En somme, la complexité de la Seule à cédille réside entre autres dans le fait que « [chacun] qui parle c’te langue la modifie dans l’séminal plissier » (p. 363) – c’est à dire, supposons-le, selon les habitus langagiers de son lieu de naissance. A l’origine, la répartition (/distribution) s’effectua aussi en fonction des métiers des uns et des autres et Novarina, solennellement, proclamant la fin des « trépas mathématiques » pour annoncer une ère nouvelle (celle du « repas mathématon »), nous conte ceci, tout à fait comme s’il s’agissait d’une véritable Genèse des langues et des jargons :

‘Une Nuée sombre et claire tombe dans l’air. Une Nuée sombre et claire les coupe en deux. Les uns se bouchent les. Les autres se peignent les bouches en rouge. Paroles des pitres dans les docteurs, distrib’ des courtes et des fourchues. Versage des vins et des vinasses, fentes des mines, des tombes, des langues du nord, du sourd et de l’est, court au puble, court dans les publes. (p. 448).’

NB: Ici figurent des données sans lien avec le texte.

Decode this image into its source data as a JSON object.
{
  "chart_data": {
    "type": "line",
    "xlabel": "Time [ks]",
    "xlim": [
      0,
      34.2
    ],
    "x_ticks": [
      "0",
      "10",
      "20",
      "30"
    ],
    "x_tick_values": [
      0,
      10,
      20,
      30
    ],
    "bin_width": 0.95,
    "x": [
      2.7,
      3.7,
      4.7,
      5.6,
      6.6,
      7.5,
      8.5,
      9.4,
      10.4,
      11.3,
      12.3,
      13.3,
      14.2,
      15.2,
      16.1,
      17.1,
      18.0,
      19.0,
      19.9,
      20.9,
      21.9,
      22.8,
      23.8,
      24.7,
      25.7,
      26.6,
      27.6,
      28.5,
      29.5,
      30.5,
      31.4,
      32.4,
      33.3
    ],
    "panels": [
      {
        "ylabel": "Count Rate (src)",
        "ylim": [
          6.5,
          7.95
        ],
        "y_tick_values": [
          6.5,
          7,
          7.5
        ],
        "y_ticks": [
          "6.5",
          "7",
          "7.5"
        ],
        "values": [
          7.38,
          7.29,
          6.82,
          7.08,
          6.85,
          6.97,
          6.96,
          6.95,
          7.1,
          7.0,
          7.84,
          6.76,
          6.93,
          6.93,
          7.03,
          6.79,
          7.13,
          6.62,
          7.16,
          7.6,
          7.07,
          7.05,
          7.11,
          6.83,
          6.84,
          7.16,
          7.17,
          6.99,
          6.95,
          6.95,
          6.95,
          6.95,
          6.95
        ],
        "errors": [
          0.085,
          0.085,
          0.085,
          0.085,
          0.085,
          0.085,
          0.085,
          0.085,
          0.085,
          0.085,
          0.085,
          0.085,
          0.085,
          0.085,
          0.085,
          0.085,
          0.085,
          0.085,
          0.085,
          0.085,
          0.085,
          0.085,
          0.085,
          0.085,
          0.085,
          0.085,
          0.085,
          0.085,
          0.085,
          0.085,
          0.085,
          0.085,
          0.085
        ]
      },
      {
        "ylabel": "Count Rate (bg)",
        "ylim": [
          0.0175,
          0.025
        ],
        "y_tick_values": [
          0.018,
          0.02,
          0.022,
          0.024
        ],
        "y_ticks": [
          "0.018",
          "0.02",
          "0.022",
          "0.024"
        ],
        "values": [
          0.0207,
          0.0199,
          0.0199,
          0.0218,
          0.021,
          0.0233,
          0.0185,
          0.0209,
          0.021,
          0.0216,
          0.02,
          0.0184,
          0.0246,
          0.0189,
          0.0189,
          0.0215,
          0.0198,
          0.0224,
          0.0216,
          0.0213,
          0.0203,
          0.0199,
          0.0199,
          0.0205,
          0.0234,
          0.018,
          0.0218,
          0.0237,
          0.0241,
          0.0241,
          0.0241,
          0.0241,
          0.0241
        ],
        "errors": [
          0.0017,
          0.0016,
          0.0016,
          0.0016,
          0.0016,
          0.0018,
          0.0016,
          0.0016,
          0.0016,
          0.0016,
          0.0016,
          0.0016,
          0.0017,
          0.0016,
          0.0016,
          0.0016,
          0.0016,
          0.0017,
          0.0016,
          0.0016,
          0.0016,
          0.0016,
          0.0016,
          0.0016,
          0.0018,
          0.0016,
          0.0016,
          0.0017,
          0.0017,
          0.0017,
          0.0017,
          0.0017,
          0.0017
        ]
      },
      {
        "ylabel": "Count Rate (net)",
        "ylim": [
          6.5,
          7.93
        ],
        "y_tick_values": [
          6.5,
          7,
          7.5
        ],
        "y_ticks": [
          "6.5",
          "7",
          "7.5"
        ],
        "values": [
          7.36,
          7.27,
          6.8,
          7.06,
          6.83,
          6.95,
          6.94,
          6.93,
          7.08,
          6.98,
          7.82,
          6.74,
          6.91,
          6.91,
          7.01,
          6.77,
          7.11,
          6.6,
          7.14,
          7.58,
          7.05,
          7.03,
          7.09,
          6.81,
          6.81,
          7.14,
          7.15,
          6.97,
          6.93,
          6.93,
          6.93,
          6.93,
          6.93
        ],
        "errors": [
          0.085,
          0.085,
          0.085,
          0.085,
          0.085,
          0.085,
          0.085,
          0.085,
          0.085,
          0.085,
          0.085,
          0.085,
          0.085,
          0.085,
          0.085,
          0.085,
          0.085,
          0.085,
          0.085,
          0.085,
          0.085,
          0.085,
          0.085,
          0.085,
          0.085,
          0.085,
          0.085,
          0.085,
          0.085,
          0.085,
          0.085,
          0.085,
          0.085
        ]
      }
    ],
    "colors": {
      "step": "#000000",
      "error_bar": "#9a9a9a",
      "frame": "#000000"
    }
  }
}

Ici, notre traduction (car, avec une telle prose, face à cet idiolecte, il s’agit bien de cela) pourrait consister en cela : sans que l’on comprenne vraiment ce qui se présida à tout ceci (cf. « Une Nuée claire et sombre »), le partage des langues (cf. la « distrib’ ») s’effectue avec violence et de façon radicale (cf. « les coupe en deux ») : s’il en est qui font les sourds, en « se [bouchant] les », pour éviter de se remettre en question, ceux qui « se peignent les bouches en rouge » partent sur le sentier de la guerre ; certains auront droit au « vin » de la victoire – et d’autres, à de la « vinasse ». Sur ce, des « docteurs » imposteurs tirent leur épingle du jeu avec des paroles de « pitres » tandis que de moins favorisés iront travailler à la « mine » ; le langage des uns est coupant, acéré (et leurs paroles : « fourchues », à double sens) et celui des autres est empêché, contraint (« C’est un peu court, jeune homme ! » leur sera-t-il signifié tout au long de leur existence). Certains sont travaillés par le désespoir, marqués par la mort (cf. « tombes ») et d’autres, enfin (cf. « sourd ») n’y entendent strictement rien ; cependant, les jeux ne sont pas faits et la roue peut encore tourner : cela fluctue, varie, circule, « court dans les publes ».

Signalons au passage que toute notre thèse pourrait être ainsi (mais serait-ce encore une thèse ?), c’est à dire truffée d’interprétations de ce type, tout à la fois baroques, délirantes et farfelues et que le lecteur universitaire doit être sensible à notre désir de nous brider au maximum et de les éviter le plus possible en essayant de toujours prouver ce que nous avançons ; cela dit, il semblerait bien que ce type d’approche (en somme un peu artiste) soit un des seuls moyens valables de se repérer dans la forêt.

Quoi qu’il en soit de l’accueil par l’université du paragraphe précédent, on peut penser que l’exemple cité donne une assez bonne idée de la lutte dont il est question ; lutte de pouvoirs, camps opposés, jeux d’influence, conflits armés : tout semble provenir, procéder du langage lui-même. A la question « D’où vient que ça parle, que la viande s’exprime ? », Chanson Porcin (p. 361) ira jusqu’à répondre : « Du partageage des genres humains ». C’est dire l’importance de la « distrib’ ».